The degree does not require any prior technical or computer science experience. To cover the technical aspects, Thuraisingham said she and eight to nine other CS professors will be teaching two CS courses.

“Not everyone needs to go into the nitty gritty, the nuts and bolts of a system and look at the malware and do analysis. But of course you need a computer science background, but then there are also what sort of policies that you have to enforce, right?” Thuraisingham said. “So we (as) computer scientists work on policy aspects, but then our work on policy is how you specify the policy in a computer language and how you enforce the policy.”

Thuraisingham said the there are multiple roles within the field of cybersecurity, and the degree includes concepts such as hacker psychology and risk analysis, which both BBS and JSOM classes will cover.
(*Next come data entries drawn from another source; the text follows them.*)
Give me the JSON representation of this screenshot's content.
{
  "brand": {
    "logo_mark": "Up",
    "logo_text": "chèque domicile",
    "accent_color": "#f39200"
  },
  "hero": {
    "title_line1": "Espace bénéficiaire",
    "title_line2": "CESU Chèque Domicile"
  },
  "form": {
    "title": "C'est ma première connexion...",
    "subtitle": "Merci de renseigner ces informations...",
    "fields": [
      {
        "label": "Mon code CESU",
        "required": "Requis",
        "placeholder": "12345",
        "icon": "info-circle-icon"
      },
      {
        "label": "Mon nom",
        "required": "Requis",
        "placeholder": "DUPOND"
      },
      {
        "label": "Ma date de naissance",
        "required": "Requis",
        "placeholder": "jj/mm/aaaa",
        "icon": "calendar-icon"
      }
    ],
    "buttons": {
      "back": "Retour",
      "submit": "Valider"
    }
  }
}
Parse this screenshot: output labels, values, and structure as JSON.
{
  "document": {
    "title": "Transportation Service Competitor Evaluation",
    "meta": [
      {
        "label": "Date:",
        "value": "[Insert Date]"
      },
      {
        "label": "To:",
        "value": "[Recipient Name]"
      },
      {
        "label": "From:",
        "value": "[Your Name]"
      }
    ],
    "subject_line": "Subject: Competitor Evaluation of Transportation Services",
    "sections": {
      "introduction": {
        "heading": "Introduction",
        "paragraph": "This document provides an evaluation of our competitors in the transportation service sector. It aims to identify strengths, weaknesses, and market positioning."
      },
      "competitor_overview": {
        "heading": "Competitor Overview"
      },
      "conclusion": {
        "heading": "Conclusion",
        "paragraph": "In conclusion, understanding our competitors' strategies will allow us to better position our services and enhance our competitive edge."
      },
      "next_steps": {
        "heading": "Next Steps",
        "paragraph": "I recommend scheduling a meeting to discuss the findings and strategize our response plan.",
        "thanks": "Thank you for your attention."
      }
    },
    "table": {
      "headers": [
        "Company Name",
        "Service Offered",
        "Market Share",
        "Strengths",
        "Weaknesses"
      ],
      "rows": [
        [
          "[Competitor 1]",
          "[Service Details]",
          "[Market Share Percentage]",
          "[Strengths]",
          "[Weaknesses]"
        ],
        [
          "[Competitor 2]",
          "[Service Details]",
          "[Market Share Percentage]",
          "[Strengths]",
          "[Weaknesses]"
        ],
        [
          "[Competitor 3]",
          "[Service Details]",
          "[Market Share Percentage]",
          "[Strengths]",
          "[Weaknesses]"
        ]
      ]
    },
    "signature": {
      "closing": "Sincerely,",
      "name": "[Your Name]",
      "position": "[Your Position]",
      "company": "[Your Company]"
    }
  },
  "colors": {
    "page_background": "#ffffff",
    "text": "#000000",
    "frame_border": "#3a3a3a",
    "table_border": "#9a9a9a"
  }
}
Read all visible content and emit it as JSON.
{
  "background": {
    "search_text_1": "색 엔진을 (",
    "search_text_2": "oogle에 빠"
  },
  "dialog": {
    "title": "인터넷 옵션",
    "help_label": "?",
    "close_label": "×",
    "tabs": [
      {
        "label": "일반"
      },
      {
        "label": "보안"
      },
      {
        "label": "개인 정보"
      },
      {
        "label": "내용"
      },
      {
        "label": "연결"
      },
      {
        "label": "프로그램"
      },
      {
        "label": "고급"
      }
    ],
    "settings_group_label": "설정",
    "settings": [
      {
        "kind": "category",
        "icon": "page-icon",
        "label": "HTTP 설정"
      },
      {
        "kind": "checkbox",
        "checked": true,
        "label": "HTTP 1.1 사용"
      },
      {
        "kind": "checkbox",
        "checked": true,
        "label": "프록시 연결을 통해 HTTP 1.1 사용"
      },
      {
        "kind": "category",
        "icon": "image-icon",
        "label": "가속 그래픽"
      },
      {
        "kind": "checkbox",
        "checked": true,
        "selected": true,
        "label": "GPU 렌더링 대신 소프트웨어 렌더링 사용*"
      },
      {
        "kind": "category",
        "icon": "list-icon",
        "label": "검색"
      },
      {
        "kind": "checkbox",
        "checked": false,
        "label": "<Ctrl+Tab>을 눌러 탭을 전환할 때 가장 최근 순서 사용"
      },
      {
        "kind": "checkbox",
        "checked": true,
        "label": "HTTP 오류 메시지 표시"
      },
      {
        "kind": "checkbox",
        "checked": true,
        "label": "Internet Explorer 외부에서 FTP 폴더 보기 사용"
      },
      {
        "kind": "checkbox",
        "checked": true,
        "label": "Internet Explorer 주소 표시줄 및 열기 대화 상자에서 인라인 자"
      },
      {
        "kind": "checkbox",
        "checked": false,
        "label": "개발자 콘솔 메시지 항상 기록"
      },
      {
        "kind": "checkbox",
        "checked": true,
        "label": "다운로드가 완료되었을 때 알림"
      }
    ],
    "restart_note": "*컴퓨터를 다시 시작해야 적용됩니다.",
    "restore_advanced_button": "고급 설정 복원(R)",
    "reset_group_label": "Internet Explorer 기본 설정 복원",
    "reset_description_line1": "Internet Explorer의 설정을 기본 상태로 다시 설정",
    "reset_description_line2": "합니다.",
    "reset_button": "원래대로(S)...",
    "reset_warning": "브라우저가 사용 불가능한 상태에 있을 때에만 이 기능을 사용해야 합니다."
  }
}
“Cybersecurity also deals with policy issues, and psychological issues, things like how do hackers think,” Thuraisingham said. “There is ethics, there’s auditing, there’s risk analysis. (There are) mathematicians, policy specialists, cost economies and brain and behavioral scientists, psychologists, lawyers. They all have a role to play in cybersecurity.”

Assistant professor of political science Vito D’Orazio plans on teaching “Political Violence and Conflict in Cyberspace” next fall as part of the courses being offered within the degree. D’Orazio was approached to cover the policy side of cybersecurity, much of which he already covers in his undergraduate courses such as “Data and Policy.”

“In my classes, we’re talking a lot about the incentives that actors have to use and manipulate the information in cyberspace to achieve their political objectives. So when I think of cybersecurity, I’m not speaking from a strictly technical side like ‘how do I prevent hackers from accessing my data?’ That’s a computer science question,” he said. “I’m more thinking about the incentives that adversaries have to get your data, or not even adversaries necessarily, the incentives that governments have to get your data and what they might want to do with it, and the incentives that countries have to get into the network of another country.”

Holmes said the bridge between technology and policy within the degree is necessary for cybersecurity jobs where policy specialists are currently in demand. She said aspiring students at the master’s level need the policy aspect, or they won’t get jobs.

“I think UT Dallas has a lot to offer, not just of course in our school, but across the university … we can really do well when we work together,” Holmes said. “What I like is UT Dallas is known for strategic areas of strength, historic areas of strengths in engineering, computer science, and the tech side. Well, if we can partner with them, we can create a whole other area for students to go into.”